Arguments of Those Supporting Business Method Patents

  • Various articles in the press have focused too much attention on business methods not being per se unpatentable.
  • CAFC explained that business methods are no different from other methods and that they should be subject to the same legal requirements, i.e. novelty, non-obviousness, statutory subject matter.
  • Judge Rich of the CAFC explained that business method exceptions were never invoked by the CCPA or the CAFC.
  • US Patent and Trademark Office removed the business method exception in 1996 as a reason for rejection.
  • Treated like any other method.

No Lifeboat Needed

  • Use the same protections that are used against other methods.
  • Business method patents should meet the statutory definition of patentability.
  • Same outcry was heard when software deemed patentable.
  • Focus should be on prior art and ability to examine these applications.
  • New prior user rights law provides protection.

A revolution has not occurred in patent law.

  • Law of the court for over 4 decades
  • Last 10 years
  • 2000 patents issued
  • Health care insurance
  • Airline reservation systems
  • Inventory management
  • Accounting
  • Other areas

There is no clear line of demarcation between business method patents and other methods

  • No clear reason for not allowing business method patents.

 

IV.                Amazon.com v. Barnesandnoble.com

  • One click ordering
  • Prior art did not show such a system

Operation of Amazon System

  • Amazon’s web server saves purchaser information including identification of the purchaser, payment information, and shipment information, which is usually provided from a previous order.
  • Web server then assigns an identifier to the purchaser and sends the identifier to the purchaser’s computer for storage.

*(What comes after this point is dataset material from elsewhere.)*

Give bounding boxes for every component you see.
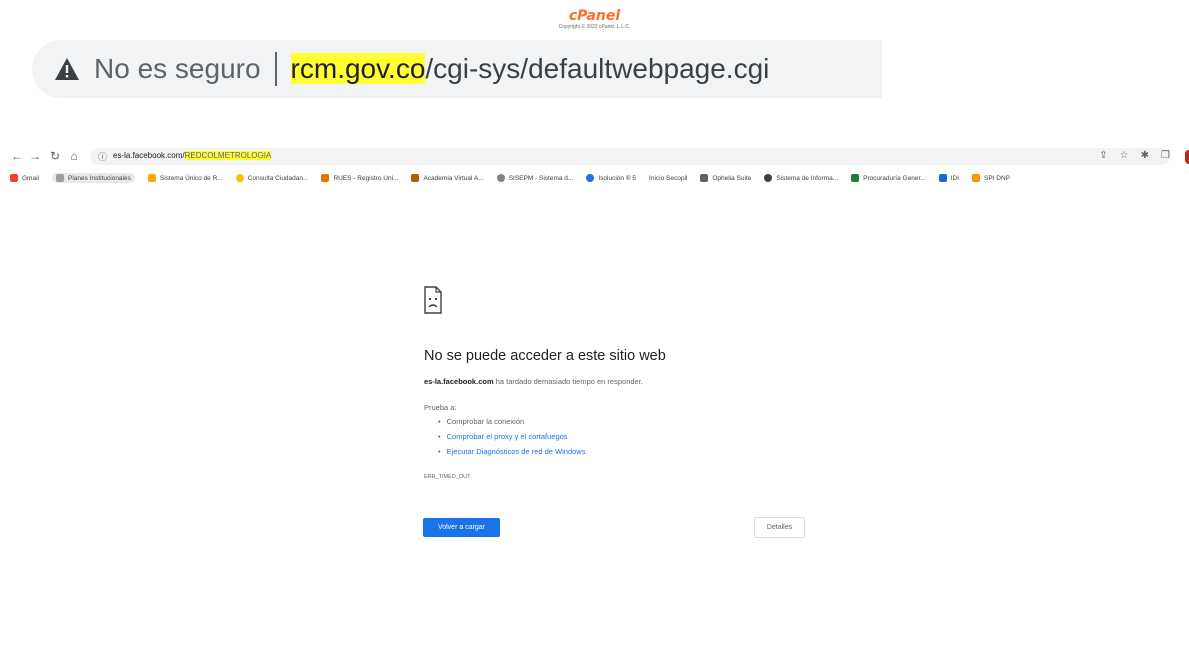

The next time the purchaser requests information about an item, the identifier is sent to the web server.

  • When the web server supplies the item information back to the purchaser, the one click ordering function is enabled.

Evidence of Non-obviousness

  • John Lockwood, inventor of the “WebBasket” system, admitted that it never occurred to him to modify the “WebBasket” program to enable single action ordering despite his testimony that such a modification would be easy to implement.
  • An expert from Columbia Business School testified that the one click system was a major innovation in on-line retailing that allows for purchasing without disrupting the customer shopping experience.
  • Copying of the invention by Barnes & Noble.com and others is additional evidence of non-obviousness.
  • Customers were found to be timid regarding ordering on-line.
  • The one click process, which was hugely successful, took away the fear of ordering.
  • One click maximized the likelihood of completing purchases.
  • Commercial success of the invention and failure of others to solve the problem addressed by the patented invention and the fact that the invention has become the industry standard is compelling, objective evidence of the non-obviousness of the claimed invention.

V.                  Conclusion

Intellectual property has been effectively used to protect e-commerce inventions and copyrights.

E-commerce intellectual property is an important new area of law to which companies should pay careful attention.